I just read the articles on Fox 35's site about their investigation,
and the one article on the junk site whose content you pasted here.
> concluded that reporters have been misunderstanding and mis-using the
> word, "positive(s)?" What do you think is the difference in the two
> uses of the word, "positive(s)?"
It isn't about different meanings of the word "positive", it's about
different ways of dividing to get a percentage.
Suppose you photograph 100 snakes, and send the pictures to a snake
expert to find out which are venomous. He sends you a report about the
two that are venomous, and his report also mentions that one of your
photos is of a very rare indigo snake.
Do you divide 2 by the original 100, and get 2%? Or do you divide 2 by
the number of snakes mentioned in the report (which is 3), and get ~67%?
You can do either calculation, if you are clear about which one you are
doing. If you do it one way, and people who see your percentage _think_
that you did it the other way, people might think that you are claiming
that ~67% of the snakes that you photographed are venomous, which is not
what you actually meant.
There is a disagreement, between the state and some labs, about whether
the state asked those labs to include negative tests in their reports.

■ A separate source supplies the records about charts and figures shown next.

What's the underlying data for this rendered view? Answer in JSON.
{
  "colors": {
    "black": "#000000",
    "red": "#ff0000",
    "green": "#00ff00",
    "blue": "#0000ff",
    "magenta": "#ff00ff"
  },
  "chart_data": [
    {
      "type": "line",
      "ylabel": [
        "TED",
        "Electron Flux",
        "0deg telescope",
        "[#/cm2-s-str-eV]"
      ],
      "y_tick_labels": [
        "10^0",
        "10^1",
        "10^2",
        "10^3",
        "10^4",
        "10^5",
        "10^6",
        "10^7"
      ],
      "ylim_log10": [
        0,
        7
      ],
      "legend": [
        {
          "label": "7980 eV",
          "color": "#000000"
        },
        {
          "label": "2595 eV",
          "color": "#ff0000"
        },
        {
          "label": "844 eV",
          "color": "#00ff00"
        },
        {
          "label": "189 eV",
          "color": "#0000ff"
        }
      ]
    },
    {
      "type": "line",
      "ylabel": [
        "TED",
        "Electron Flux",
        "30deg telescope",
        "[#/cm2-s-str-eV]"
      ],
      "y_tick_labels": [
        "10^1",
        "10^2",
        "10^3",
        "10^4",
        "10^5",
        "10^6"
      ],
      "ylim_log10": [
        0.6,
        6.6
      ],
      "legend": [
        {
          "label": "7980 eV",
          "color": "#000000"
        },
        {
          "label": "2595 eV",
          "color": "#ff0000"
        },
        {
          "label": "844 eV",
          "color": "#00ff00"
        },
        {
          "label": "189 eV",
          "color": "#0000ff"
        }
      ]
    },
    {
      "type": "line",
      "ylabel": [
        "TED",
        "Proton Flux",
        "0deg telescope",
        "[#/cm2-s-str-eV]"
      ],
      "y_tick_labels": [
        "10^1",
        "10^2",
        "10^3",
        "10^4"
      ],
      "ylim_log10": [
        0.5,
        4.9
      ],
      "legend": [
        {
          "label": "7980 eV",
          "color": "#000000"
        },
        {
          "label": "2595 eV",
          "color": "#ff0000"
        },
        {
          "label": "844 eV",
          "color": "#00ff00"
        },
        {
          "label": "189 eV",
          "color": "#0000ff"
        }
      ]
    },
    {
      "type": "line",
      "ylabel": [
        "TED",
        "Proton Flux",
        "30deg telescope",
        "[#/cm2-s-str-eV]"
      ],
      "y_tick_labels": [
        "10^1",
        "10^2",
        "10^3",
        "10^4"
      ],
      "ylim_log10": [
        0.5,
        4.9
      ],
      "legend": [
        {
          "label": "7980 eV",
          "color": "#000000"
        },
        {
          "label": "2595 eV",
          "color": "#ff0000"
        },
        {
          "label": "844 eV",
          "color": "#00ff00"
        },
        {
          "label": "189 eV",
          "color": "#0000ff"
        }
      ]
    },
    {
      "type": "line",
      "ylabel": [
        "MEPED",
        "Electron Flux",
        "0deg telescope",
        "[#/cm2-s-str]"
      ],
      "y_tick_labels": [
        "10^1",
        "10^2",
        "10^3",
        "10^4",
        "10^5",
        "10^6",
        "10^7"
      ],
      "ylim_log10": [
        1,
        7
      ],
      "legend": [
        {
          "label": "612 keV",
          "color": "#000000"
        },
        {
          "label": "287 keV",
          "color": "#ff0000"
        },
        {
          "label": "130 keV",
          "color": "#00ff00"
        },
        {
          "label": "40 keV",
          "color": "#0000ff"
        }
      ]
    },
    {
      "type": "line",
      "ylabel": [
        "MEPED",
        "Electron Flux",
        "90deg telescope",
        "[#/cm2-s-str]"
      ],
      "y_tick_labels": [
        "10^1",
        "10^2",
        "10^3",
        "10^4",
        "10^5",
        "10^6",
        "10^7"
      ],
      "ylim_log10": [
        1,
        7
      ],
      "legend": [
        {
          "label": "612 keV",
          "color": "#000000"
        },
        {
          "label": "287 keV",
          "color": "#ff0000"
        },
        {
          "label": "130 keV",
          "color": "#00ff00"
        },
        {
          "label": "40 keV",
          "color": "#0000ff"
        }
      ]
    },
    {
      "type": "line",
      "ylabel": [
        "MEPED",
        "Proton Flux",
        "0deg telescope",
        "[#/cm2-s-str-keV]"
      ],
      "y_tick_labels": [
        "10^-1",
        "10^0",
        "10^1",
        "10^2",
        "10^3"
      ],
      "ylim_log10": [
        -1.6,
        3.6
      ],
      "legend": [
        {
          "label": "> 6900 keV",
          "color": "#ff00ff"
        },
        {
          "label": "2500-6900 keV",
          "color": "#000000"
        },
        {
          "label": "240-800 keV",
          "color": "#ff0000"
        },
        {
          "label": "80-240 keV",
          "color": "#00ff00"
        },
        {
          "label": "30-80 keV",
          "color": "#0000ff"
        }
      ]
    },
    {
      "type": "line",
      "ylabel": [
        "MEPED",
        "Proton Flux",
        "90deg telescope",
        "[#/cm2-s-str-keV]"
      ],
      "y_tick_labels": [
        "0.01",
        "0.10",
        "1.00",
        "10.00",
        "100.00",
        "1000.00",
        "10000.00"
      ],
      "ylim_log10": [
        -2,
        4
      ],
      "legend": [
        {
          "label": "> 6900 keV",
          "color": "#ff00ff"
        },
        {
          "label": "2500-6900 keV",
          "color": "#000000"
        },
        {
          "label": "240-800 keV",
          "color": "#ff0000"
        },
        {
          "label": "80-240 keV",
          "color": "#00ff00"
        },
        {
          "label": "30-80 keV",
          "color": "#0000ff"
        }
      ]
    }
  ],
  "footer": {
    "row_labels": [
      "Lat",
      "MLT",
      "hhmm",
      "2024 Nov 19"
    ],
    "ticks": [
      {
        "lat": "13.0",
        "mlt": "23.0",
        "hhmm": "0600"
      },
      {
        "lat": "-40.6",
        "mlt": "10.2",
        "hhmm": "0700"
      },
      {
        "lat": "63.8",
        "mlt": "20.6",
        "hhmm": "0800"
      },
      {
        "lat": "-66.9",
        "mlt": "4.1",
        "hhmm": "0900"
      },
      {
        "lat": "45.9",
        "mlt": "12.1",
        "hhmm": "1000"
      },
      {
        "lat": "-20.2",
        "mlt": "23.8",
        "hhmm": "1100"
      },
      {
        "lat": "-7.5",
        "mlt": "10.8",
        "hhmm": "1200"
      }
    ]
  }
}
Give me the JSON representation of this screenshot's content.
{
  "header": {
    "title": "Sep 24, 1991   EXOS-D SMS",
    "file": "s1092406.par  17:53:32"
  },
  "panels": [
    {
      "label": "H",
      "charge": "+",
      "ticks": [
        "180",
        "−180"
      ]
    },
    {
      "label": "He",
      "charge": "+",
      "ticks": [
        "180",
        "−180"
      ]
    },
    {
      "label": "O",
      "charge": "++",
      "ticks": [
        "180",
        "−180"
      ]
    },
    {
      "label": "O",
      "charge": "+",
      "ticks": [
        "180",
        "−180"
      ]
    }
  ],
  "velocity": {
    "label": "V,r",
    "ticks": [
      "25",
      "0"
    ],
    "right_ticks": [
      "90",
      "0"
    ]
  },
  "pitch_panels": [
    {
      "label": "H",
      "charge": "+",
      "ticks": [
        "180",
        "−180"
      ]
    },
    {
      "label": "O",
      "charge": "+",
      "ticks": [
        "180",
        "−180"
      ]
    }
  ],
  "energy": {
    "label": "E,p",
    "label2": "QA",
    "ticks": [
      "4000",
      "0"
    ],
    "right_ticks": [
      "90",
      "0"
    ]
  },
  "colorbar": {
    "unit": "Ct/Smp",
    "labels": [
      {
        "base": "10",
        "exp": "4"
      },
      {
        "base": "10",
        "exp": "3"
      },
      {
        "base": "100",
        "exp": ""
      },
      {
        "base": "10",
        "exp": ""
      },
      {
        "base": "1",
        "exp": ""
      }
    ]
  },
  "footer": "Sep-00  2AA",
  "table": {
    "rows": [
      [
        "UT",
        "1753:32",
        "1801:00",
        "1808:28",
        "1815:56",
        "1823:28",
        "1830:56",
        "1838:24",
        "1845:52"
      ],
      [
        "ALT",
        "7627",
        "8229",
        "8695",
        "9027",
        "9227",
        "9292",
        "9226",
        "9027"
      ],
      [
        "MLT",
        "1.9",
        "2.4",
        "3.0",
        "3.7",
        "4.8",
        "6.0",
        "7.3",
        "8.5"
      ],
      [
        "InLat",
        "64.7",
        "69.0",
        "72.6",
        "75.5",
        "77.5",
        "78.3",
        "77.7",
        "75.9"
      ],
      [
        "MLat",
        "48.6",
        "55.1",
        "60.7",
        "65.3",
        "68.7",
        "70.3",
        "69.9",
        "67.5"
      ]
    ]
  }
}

Both sides agree that the anomalous percentages investigated by Fox 35
resulted from state software dividing positive test result counts by
divisors that did not include all negative test results.
The junk site whose content you pasted here is claiming that both sides
(the state and the labs) are wrong, and the divisor _does_ include all
negative test results, and the percentages are anomalous because shadowy
state government conspirators have faked the dividend by a factor of ten.
There is no real attempt to justify that claim, just a bare assertion.